Analisis Awal: Apakah QZ8501 Terlambat Naikkan Ketinggian?

By , Minggu, 28 Desember 2014 | 20:43 WIB

Pada waktu yang berdekatan dengan hilang kontaknya pesawat AirAsia QZ8501, Minggu (28/12), ada lebih dari satu penerbangan yang melintas di jalur penuh awan tersebut. Namun, posisi AirAsia QZ8501 berada pada posisi terendah di ketinggian jelajah, dibandingkan pesawat lain.

"Semua pesawat lain berada di ketinggian lebih dari 34.000 feet, ketinggian saat pesawat QZ8501 disebut hilang kontak," kata pemerhati penerbangan, Yayan Mulyana, Minggu petang. Pada saat pesawat ini hilang kontak, lanjut dia, beragam perangkat pelacak pesawat memperlihatkan ada banyak pesawat lain di jalur itu.

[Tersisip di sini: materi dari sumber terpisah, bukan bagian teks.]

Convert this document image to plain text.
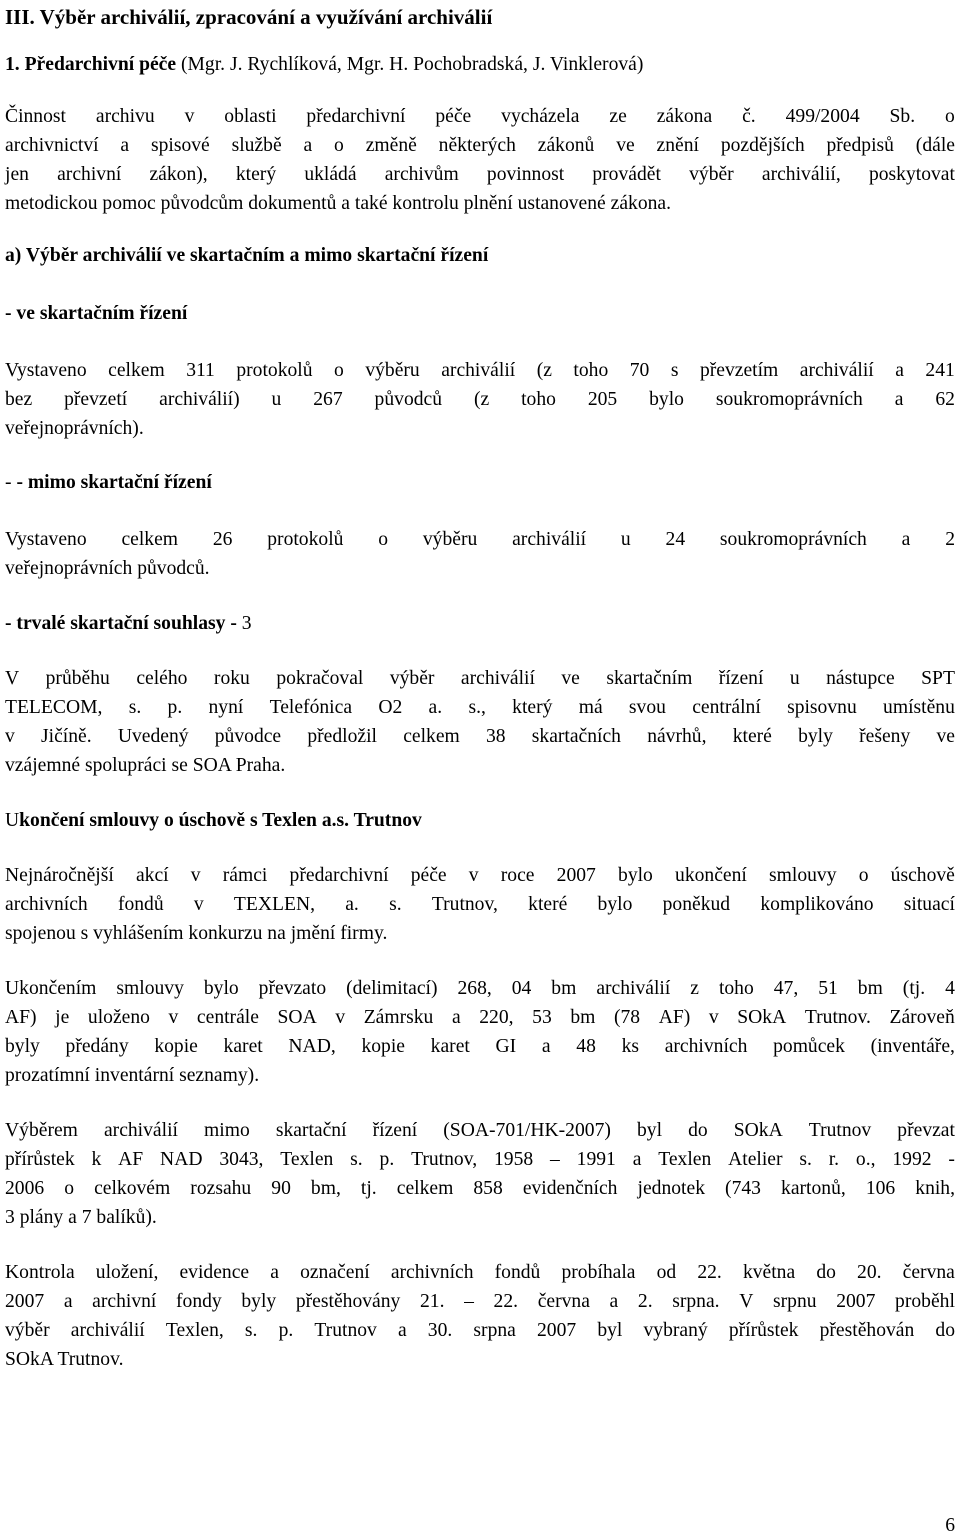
III. Výběr archiválií, zpracování a využívání archiválií
1. Předarchivní péče (Mgr. J. Rychlíková, Mgr. H. Pochobradská, J. Vinklerová)
Činnost archivu v oblasti předarchivní péče vycházela ze zákona č. 499/2004 Sb. o
archivnictví a spisové službě a o změně některých zákonů ve znění pozdějších předpisů (dále
jen archivní zákon), který ukládá archivům povinnost provádět výběr archiválií, poskytovat
metodickou pomoc původcům dokumentů a také kontrolu plnění ustanovené zákona.
a) Výběr archiválií ve skartačním a mimo skartační řízení
- ve skartačním řízení
Vystaveno celkem 311 protokolů o výběru archiválií (z toho 70 s převzetím archiválií a 241
bez převzetí archiválií) u 267 původců (z toho 205 bylo soukromoprávních a 62
veřejnoprávních).
- - mimo skartační řízení
Vystaveno celkem 26 protokolů o výběru archiválií u 24 soukromoprávních a 2
veřejnoprávních původců.
- trvalé skartační souhlasy - 3
V průběhu celého roku pokračoval výběr archiválií ve skartačním řízení u nástupce SPT
TELECOM, s. p. nyní Telefónica O2 a. s., který má svou centrální spisovnu umístěnu
v Jičíně. Uvedený původce předložil celkem 38 skartačních návrhů, které byly řešeny ve
vzájemné spolupráci se SOA Praha.
Ukončení smlouvy o úschově s Texlen a.s. Trutnov
Nejnáročnější akcí v rámci předarchivní péče v roce 2007 bylo ukončení smlouvy o úschově
archivních fondů v TEXLEN, a. s. Trutnov, které bylo poněkud komplikováno situací
spojenou s vyhlášením konkurzu na jmění firmy.
Ukončením smlouvy bylo převzato (delimitací) 268, 04 bm archiválií z toho 47, 51 bm (tj. 4
AF) je uloženo v centrále SOA v Zámrsku a 220, 53 bm (78 AF) v SOkA Trutnov. Zároveň
byly předány kopie karet NAD, kopie karet GI a 48 ks archivních pomůcek (inventáře,
prozatímní inventární seznamy).
Výběrem archiválií mimo skartační řízení (SOA-701/HK-2007) byl do SOkA Trutnov převzat
přírůstek k AF NAD 3043, Texlen s. p. Trutnov, 1958 – 1991 a Texlen Atelier s. r. o., 1992 -
2006 o celkovém rozsahu 90 bm, tj. celkem 858 evidenčních jednotek (743 kartonů, 106 knih,
3 plány a 7 balíků).
Kontrola uložení, evidence a označení archivních fondů probíhala od 22. května do 20. června
2007 a archivní fondy byly přestěhovány 21. – 22. června a 2. srpna. V srpnu 2007 proběhl
výběr archiválií Texlen, s. p. Trutnov a 30. srpna 2007 byl vybraný přírůstek přestěhován do
SOkA Trutnov.
6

Yayan menyebutkan, ada setidaknya empat pesawat lain yang berdekatan dengan QZ8501 pada saat itu, yakni Garuda Indonesia berkode penerbangan GIA602, pesawat Lion Air berkode LNI763, AirAsia berkode penerbangan QZ502, dan Emirates berkode penerbangan UAE409.

Dari data yang Yayan dapatkan, ketinggian GIA602 adalah 35.000 kaki, LNI763 38.000 kaki, QZ502 38.000 kaki, dan UAE409 35.000 kaki. "Kontak terakhir disebut QZ8501 minta menambah ketinggian 6.000 feet dari 32.000 feet. Kemungkinan pilot langsung menaikkan ketinggian, tidak memutar dulu misalnya, tetapi tidak terkejar untuk menghindari awan CB." (Baca juga BMKG: AirAsia QZ8501 Berhadapan dengan Awan Kumulonimbus hingga 48.000 Kaki).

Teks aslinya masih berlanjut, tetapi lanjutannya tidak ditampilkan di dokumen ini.